L'arrosage d'un bonsaï se fait traditionnellement tous les jours en quantité restreinte selon la technique du « bassinage ». Cette technique consiste à arroser en pluie fine par le dessus de la plante. L'eau doit ruisseler sur les feuilles pour les laver et éliminer les nuisibles (acariens principalement). Si l'arrosage est réalisé avec l'eau du robinet, il est recommandé de la faire décanter pendant quelques heures pour favoriser l'élimination du chlore.
En cas de forte déshydratation, une autre technique est employée. Elle consiste à plonger le pot dans une bassine d'eau jusqu'à affleurement du rebord extérieur. Quand l'eau remonte naturellement dans le pot, le bonsaï peut être retiré de son bain et égoutté.
Note importante : Sachant qu'un bonsaï se doit d'être arrosé tous les jours, en cas de départ en vacances il est impératif de le confier à une personne de confiance ou à défaut de l'emmener avec vous. S'il reste sans arrosage pendant plusieurs jours en été, à votre retour il est fort probable qu'il est rendu l'âme !

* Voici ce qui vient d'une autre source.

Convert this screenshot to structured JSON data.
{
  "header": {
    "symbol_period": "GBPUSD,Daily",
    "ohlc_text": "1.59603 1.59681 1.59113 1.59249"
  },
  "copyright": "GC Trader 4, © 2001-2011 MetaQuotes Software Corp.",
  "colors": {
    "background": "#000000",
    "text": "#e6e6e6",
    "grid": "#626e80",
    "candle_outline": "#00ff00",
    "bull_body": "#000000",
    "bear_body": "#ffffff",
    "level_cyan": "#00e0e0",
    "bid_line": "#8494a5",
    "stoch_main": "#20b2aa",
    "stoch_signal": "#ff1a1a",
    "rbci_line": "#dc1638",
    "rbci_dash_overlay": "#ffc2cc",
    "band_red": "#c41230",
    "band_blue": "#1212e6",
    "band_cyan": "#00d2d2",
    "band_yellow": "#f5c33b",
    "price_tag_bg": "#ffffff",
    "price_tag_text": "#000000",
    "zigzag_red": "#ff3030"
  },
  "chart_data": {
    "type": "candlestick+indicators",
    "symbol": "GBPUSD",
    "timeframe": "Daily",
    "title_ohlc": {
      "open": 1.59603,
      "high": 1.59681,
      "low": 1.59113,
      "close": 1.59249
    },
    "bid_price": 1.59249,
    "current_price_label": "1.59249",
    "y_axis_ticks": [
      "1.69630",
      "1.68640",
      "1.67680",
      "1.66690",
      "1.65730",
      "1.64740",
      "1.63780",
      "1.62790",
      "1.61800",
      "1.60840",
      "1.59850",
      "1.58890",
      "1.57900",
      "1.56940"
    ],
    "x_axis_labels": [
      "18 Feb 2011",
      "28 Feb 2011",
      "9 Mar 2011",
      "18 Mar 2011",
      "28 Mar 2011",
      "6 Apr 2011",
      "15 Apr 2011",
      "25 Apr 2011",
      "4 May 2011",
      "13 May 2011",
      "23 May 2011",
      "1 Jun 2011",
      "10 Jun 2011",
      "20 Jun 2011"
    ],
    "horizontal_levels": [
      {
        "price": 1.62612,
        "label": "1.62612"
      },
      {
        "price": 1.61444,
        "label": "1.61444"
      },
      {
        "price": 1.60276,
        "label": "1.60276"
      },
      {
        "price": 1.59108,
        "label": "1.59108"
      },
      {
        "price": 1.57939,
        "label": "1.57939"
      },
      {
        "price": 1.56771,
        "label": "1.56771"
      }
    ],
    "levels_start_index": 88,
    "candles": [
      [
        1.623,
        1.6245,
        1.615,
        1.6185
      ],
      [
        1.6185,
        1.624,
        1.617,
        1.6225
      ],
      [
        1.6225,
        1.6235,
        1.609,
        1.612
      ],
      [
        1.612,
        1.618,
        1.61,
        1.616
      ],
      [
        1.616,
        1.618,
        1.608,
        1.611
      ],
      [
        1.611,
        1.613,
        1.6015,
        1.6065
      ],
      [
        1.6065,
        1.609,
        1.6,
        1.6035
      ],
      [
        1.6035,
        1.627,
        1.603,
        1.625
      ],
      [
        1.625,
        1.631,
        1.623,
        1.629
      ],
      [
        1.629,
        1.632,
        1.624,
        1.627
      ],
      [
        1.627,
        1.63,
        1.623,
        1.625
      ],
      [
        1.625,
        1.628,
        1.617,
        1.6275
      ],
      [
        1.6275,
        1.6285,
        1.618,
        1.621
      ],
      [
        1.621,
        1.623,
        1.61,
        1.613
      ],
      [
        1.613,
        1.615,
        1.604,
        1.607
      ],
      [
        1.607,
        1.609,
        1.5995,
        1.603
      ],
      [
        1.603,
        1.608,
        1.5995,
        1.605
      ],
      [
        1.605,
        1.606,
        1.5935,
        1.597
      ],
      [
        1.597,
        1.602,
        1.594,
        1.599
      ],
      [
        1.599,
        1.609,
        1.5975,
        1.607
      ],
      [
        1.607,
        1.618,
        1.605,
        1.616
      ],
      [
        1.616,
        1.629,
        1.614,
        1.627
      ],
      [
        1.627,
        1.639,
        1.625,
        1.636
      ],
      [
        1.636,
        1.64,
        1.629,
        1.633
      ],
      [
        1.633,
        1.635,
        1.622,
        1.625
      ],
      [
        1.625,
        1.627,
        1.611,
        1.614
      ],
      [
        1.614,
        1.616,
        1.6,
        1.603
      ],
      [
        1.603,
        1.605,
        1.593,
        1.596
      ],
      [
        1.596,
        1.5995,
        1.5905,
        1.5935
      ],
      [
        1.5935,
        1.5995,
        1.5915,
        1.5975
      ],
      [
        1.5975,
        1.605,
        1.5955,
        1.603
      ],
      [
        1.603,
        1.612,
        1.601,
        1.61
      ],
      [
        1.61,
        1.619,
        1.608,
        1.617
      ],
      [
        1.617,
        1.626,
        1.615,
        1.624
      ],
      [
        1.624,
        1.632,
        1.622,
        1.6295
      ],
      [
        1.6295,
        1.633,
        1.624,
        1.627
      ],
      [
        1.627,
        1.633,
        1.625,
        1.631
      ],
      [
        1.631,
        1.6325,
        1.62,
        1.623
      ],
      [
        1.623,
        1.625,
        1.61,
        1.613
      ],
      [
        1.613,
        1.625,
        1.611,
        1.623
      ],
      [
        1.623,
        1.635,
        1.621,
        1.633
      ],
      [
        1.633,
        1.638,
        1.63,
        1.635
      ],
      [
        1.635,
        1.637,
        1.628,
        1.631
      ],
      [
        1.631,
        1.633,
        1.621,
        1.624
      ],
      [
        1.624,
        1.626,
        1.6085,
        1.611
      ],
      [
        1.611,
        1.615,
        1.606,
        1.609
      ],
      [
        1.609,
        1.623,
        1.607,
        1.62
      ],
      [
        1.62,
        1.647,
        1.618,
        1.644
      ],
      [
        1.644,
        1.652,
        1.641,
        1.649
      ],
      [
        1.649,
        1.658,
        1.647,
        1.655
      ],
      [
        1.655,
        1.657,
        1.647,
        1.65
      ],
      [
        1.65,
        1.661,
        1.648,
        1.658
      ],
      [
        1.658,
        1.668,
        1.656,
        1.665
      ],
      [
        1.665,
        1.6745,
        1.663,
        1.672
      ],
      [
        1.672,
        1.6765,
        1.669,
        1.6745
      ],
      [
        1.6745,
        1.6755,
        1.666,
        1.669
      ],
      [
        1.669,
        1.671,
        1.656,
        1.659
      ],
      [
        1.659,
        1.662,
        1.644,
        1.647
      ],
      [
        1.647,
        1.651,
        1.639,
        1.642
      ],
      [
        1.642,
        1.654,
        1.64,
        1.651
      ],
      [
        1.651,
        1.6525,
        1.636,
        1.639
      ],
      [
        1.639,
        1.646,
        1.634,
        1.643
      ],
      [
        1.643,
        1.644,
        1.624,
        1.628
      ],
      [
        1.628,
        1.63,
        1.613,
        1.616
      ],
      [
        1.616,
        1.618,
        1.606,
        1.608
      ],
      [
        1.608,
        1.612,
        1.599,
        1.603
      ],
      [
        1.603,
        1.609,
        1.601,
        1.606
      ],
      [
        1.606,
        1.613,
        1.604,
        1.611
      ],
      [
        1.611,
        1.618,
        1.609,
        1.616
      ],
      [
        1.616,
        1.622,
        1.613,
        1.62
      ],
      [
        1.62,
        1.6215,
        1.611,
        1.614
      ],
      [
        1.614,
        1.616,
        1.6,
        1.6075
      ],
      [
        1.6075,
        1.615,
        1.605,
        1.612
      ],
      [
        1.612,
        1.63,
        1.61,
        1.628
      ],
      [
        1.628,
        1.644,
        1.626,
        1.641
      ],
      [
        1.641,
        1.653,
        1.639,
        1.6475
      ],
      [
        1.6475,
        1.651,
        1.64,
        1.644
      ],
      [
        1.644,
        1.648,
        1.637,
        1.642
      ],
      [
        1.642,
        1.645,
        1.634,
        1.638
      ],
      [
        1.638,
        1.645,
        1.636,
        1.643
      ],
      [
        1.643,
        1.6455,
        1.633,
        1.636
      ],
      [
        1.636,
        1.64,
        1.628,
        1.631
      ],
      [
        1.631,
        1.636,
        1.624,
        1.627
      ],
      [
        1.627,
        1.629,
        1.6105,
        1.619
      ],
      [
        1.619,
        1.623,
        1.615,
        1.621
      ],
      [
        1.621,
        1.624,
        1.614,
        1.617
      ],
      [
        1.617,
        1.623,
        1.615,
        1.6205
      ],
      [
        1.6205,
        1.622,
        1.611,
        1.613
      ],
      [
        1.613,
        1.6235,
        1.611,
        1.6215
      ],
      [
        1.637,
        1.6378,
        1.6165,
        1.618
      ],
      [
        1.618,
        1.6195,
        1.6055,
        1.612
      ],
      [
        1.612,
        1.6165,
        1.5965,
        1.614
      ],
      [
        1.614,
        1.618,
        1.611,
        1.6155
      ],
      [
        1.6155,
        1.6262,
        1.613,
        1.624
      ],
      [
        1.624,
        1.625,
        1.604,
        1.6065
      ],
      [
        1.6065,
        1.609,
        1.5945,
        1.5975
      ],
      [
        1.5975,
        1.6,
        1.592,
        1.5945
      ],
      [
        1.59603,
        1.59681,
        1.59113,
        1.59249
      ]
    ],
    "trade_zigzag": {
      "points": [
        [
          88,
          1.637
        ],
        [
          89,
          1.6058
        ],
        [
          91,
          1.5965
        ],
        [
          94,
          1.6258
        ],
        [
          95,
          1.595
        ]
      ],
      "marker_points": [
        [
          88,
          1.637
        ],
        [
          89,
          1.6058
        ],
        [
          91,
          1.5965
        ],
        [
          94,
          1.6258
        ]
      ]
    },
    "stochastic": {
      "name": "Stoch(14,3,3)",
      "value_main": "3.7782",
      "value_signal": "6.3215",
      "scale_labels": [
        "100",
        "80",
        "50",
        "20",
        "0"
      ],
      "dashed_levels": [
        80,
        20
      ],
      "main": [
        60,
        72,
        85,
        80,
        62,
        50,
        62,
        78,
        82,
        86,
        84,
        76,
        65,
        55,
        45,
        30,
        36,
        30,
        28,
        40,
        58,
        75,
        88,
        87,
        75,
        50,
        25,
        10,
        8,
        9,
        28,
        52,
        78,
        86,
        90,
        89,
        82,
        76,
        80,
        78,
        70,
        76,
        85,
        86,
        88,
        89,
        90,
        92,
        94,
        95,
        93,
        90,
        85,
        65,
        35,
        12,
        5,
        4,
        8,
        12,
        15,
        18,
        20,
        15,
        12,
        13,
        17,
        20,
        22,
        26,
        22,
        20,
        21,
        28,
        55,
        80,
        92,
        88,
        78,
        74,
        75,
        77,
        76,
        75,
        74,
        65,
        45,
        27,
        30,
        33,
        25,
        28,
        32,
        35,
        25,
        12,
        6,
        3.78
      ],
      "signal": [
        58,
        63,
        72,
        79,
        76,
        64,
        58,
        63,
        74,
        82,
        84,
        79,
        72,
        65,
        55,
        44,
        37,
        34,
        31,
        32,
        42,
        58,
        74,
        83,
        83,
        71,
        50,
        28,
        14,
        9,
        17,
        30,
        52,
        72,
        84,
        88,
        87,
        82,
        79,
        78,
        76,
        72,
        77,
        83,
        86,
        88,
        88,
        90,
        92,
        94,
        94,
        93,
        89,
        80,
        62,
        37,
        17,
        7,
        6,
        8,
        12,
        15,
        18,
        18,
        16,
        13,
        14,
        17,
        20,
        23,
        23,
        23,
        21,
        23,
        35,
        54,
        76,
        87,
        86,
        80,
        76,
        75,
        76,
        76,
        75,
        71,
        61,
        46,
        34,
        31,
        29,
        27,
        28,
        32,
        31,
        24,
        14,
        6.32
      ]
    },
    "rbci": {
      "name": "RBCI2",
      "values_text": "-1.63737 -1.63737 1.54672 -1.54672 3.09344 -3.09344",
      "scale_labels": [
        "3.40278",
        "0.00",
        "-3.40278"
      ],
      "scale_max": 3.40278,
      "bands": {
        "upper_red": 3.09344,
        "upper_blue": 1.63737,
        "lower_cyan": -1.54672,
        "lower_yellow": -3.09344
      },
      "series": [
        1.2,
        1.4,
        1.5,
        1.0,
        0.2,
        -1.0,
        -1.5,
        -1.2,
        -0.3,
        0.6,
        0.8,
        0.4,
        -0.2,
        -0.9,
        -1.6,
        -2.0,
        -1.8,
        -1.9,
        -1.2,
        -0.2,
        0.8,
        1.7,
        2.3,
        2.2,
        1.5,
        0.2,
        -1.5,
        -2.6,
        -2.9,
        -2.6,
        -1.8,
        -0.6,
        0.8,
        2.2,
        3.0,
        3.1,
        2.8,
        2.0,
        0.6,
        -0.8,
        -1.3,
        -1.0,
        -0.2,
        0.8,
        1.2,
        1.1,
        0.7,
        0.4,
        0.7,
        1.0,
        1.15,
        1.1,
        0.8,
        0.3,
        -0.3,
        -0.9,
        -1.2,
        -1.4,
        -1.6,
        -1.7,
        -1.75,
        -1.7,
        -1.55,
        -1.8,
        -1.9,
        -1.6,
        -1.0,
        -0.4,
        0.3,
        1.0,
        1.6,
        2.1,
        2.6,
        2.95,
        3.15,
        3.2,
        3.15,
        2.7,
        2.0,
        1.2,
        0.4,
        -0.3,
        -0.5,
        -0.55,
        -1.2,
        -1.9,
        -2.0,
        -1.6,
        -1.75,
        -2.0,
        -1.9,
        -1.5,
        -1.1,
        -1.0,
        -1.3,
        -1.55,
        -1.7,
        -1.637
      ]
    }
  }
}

Le bon bonsaï pour bien débuter


Pour débuter dans cet art difficile de la culture en pot, les débutants préfèrent acheter un bonsaï déjà formé. Erreur !
Pour débuter dans la culture des bonsaï, il existe deux voies distinctes. Soit on l'achète déjà mis en forme en supermarché ou en pépinière, soit on le « fabrique » à partir d'essences locales.


Les bonsaï déjà formés
Les bonsaï disponibles dans le commerce notamment en supermarché ou en pépinière non spécialisées sont le plus généralement issus d'essences tropicales qui ne sont pas adaptées à nos climats. On les taxent à ce titre et à tort de bonsaï d'intérieur. Leur prix varie de 5 à 30 euros, ils sont donc très accessibles mais ils ne sont pas faits pour durer ! Pour 90% des cas, ces bonsaï vont dépérir lentement ou plus rapidement selon leur qualité et le soin de leurs propriétaires à les garder en vie. Cultivés à la chaîne en Asie, ils ne sont ni plus ni moins que des plantes d'ornement classiques. Décevants par leur fragilité, ces arbres miniatures n'ont pas grand chose à voir avec les vrais bonsaï cultivés amoureusement et patiemment par les amateurs. Et s'ils permettent de débuter facilement, ils révèleront très rapidement leurs limites !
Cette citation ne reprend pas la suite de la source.